Sejujurnya,
aku bukan orang yang mengagung-agungkan hari ulang tahun. Bukankah itu lucu?
Hidupmu berkurang tiga ratus enam puluh lima seperempat hari, dan kau malah
senang? Walau begitu, menilik berbagai keuntungan yang kudapat—Ibuku memasak
semur favoritku, membelikan novel apa saja yang kupilih—aku mendengkur puas.
Pelajaran
terakhir sebelum sekolah bubar adalah matematika. Bu Ina, guru idolaku di kelas
VIII, mengajar. Kerudungnya yang panjang membingkai paras beliau yang begitu
sabar. Biasanya aku mengikuti penjelasannya dengan cukup antusias, mengingat
kebanyakan materi kelas VIII adalah aljabar yang kusuka, tapi hari itu kami
belajar sesuatu yang lain.
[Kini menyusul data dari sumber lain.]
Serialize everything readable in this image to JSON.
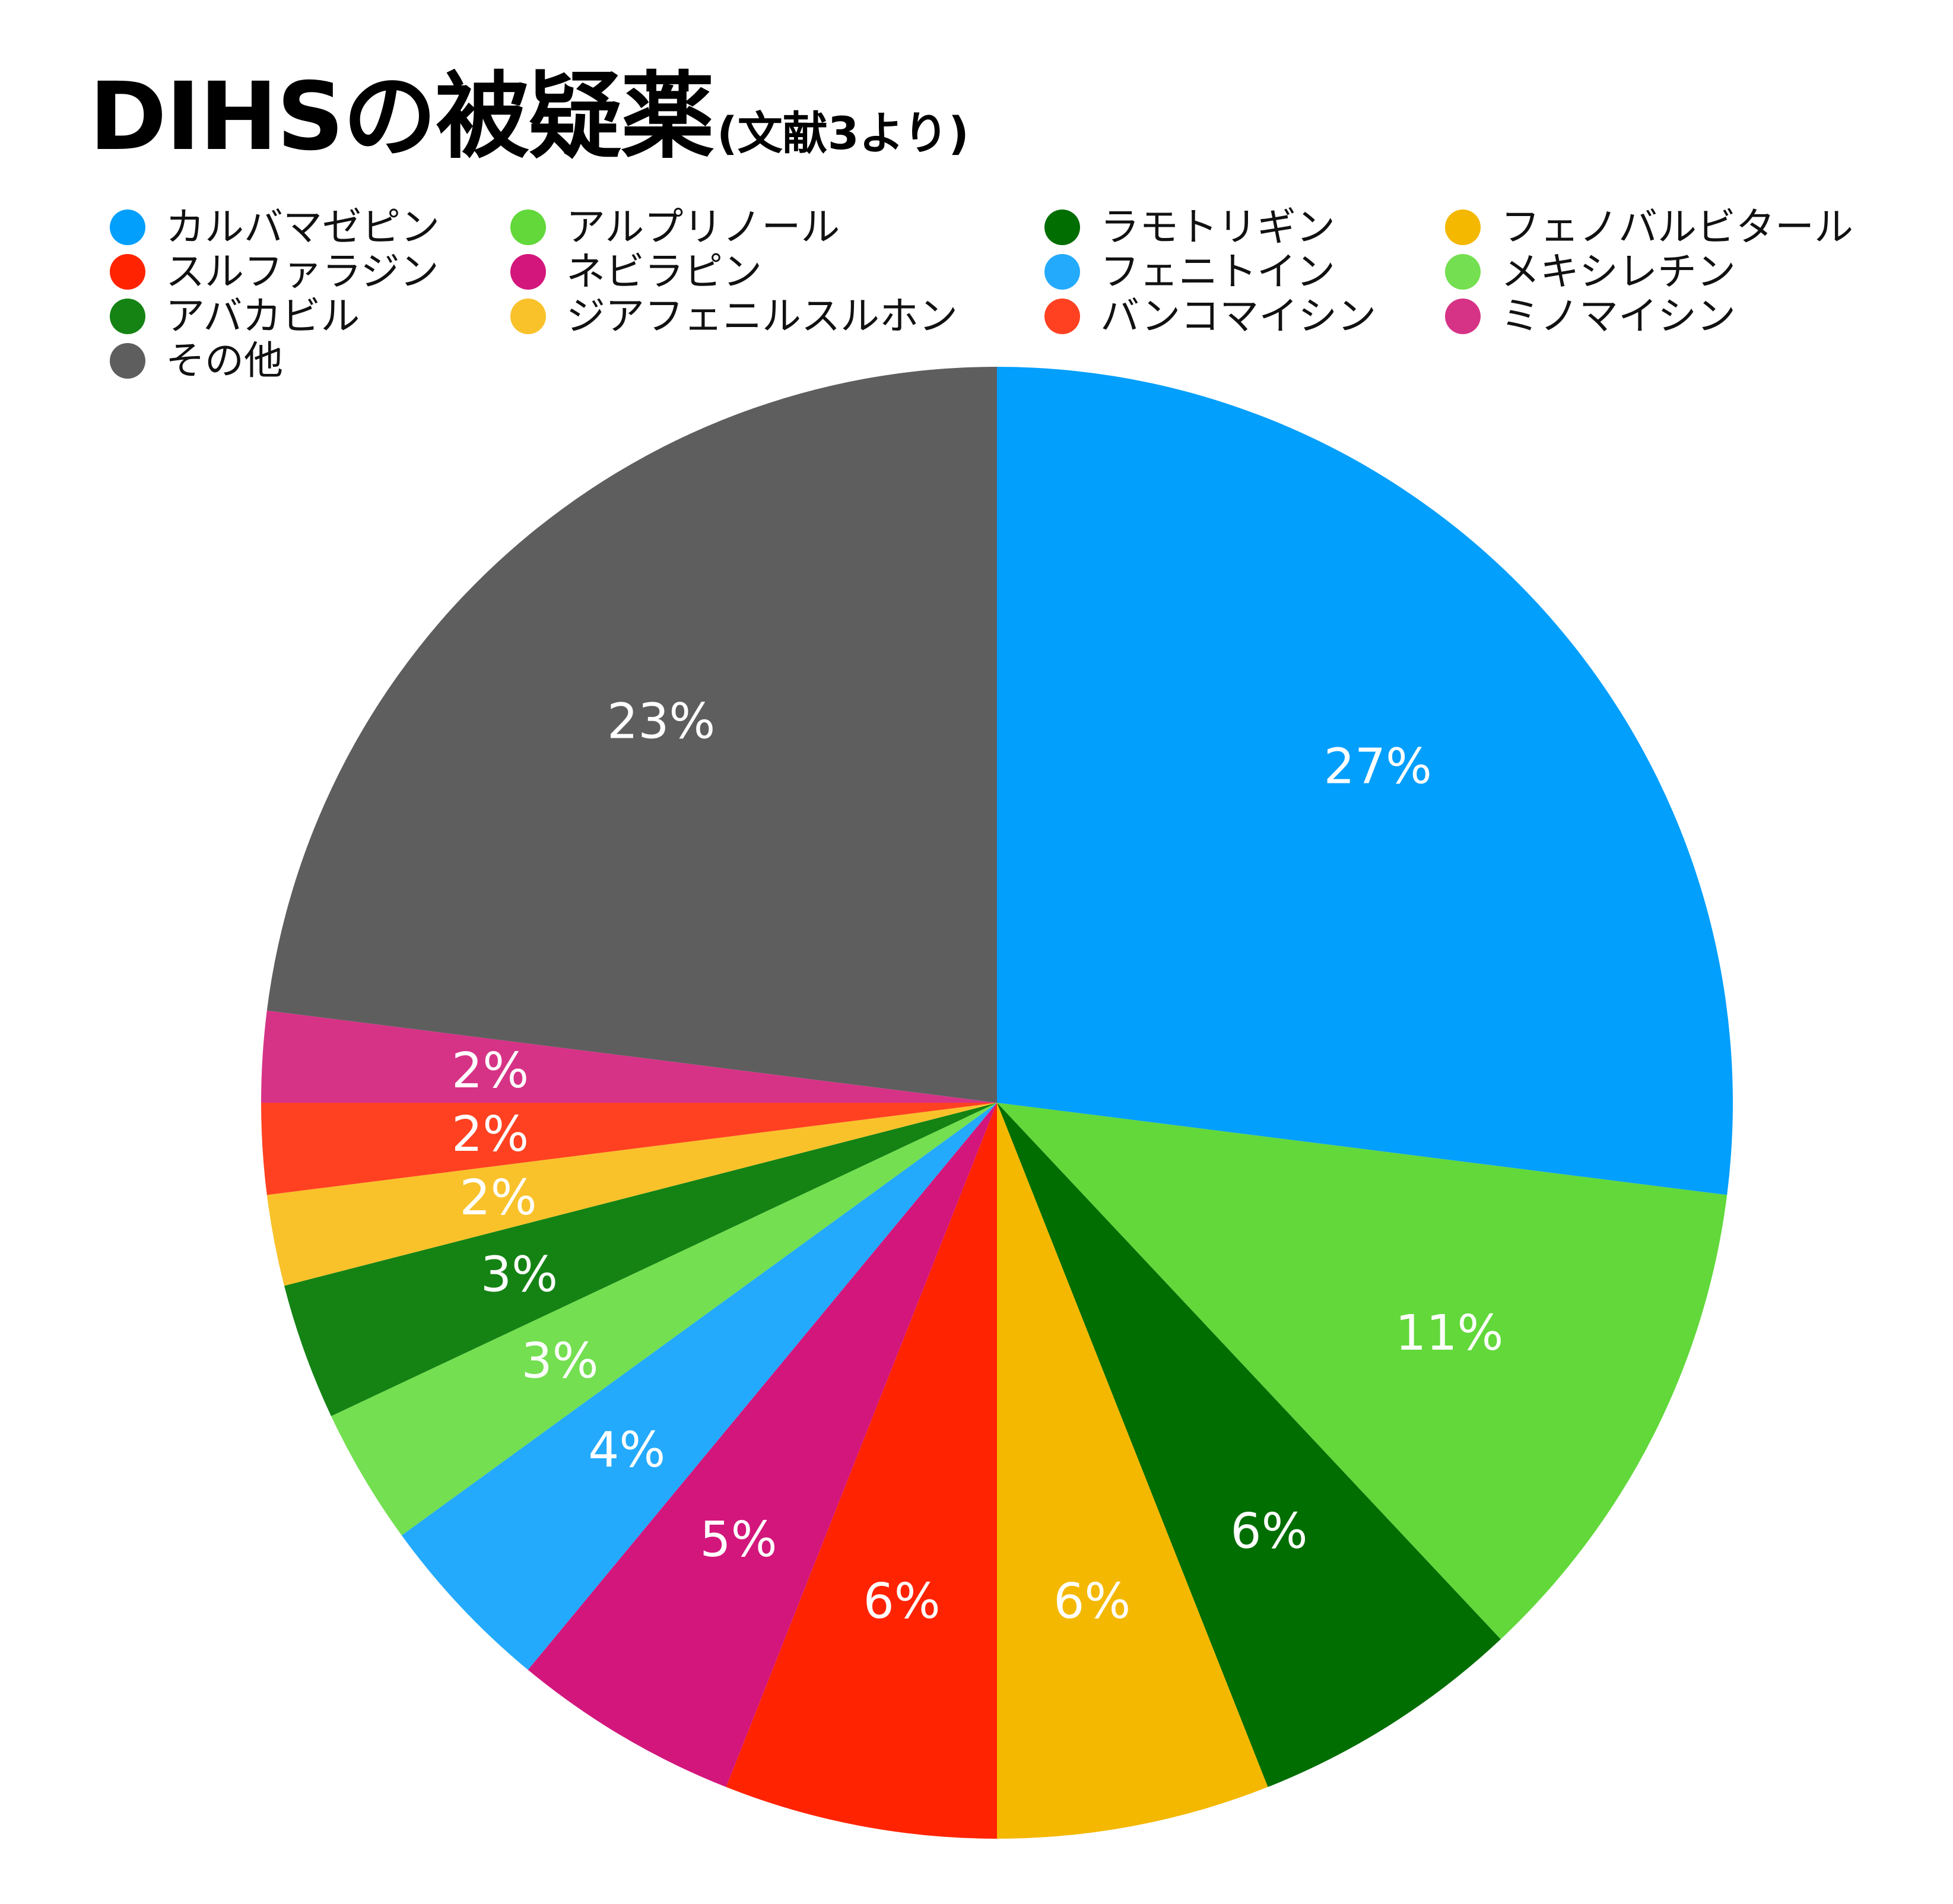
{
  "chart_data": {
    "type": "pie",
    "title": "DIHSの被疑薬",
    "subtitle": "(文献3より)",
    "legend_placement": "top",
    "slices": [
      {
        "label": "カルバマゼピン",
        "value": 27,
        "value_label": "27%",
        "color": "#039FFC"
      },
      {
        "label": "アルプリノール",
        "value": 11,
        "value_label": "11%",
        "color": "#62D83B"
      },
      {
        "label": "ラモトリギン",
        "value": 6,
        "value_label": "6%",
        "color": "#006E00"
      },
      {
        "label": "フェノバルビタール",
        "value": 6,
        "value_label": "6%",
        "color": "#F4B800"
      },
      {
        "label": "スルファラジン",
        "value": 6,
        "value_label": "6%",
        "color": "#FF2301"
      },
      {
        "label": "ネビラピン",
        "value": 5,
        "value_label": "5%",
        "color": "#D3167C"
      },
      {
        "label": "フェニトイン",
        "value": 4,
        "value_label": "4%",
        "color": "#24AAFC"
      },
      {
        "label": "メキシレチン",
        "value": 3,
        "value_label": "3%",
        "color": "#74DF50"
      },
      {
        "label": "アバカビル",
        "value": 3,
        "value_label": "3%",
        "color": "#148314"
      },
      {
        "label": "ジアフェニルスルホン",
        "value": 2,
        "value_label": "2%",
        "color": "#F9C22B"
      },
      {
        "label": "バンコマイシン",
        "value": 2,
        "value_label": "2%",
        "color": "#FF4121"
      },
      {
        "label": "ミノマイシン",
        "value": 2,
        "value_label": "2%",
        "color": "#D63386"
      },
      {
        "label": "その他",
        "value": 23,
        "value_label": "23%",
        "color": "#5E5E5E"
      }
    ],
    "legend_order": [
      "カルバマゼピン",
      "アルプリノール",
      "ラモトリギン",
      "フェノバルビタール",
      "スルファラジン",
      "ネビラピン",
      "フェニトイン",
      "メキシレチン",
      "アバカビル",
      "ジアフェニルスルホン",
      "バンコマイシン",
      "ミノマイシン",
      "その他"
    ]
  }
}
Gradien. Ugh. Rasanya aku mau pulang.
Bosan
setengah mati, tanpa sadar aku melihat jam jauh lebih sering daripada yang
perlu kulakukan. Sepertinya tingkahku ini tak luput dari pengamatan Bu Ina.
“Aya,
coba kerjakan soal di depan,” pinta beliau seraya tersenyum simpul. Kuakui aku
agak terkejut karena tidak biasa ditunjuk maju, tapi toh kulakukan juga tanpa
mendebat. Lumayan untuk mengusir kantuk.
Aku
yakin sudah menjawab dengan tepat, tetapi hal yang aneh terjadi. Seketika Bu
Ina mengerutkan kening.
“Aya,
Aya. Masa’soal begini saja kamu salah? Ulangi lagi. Saya kasih soal baru,”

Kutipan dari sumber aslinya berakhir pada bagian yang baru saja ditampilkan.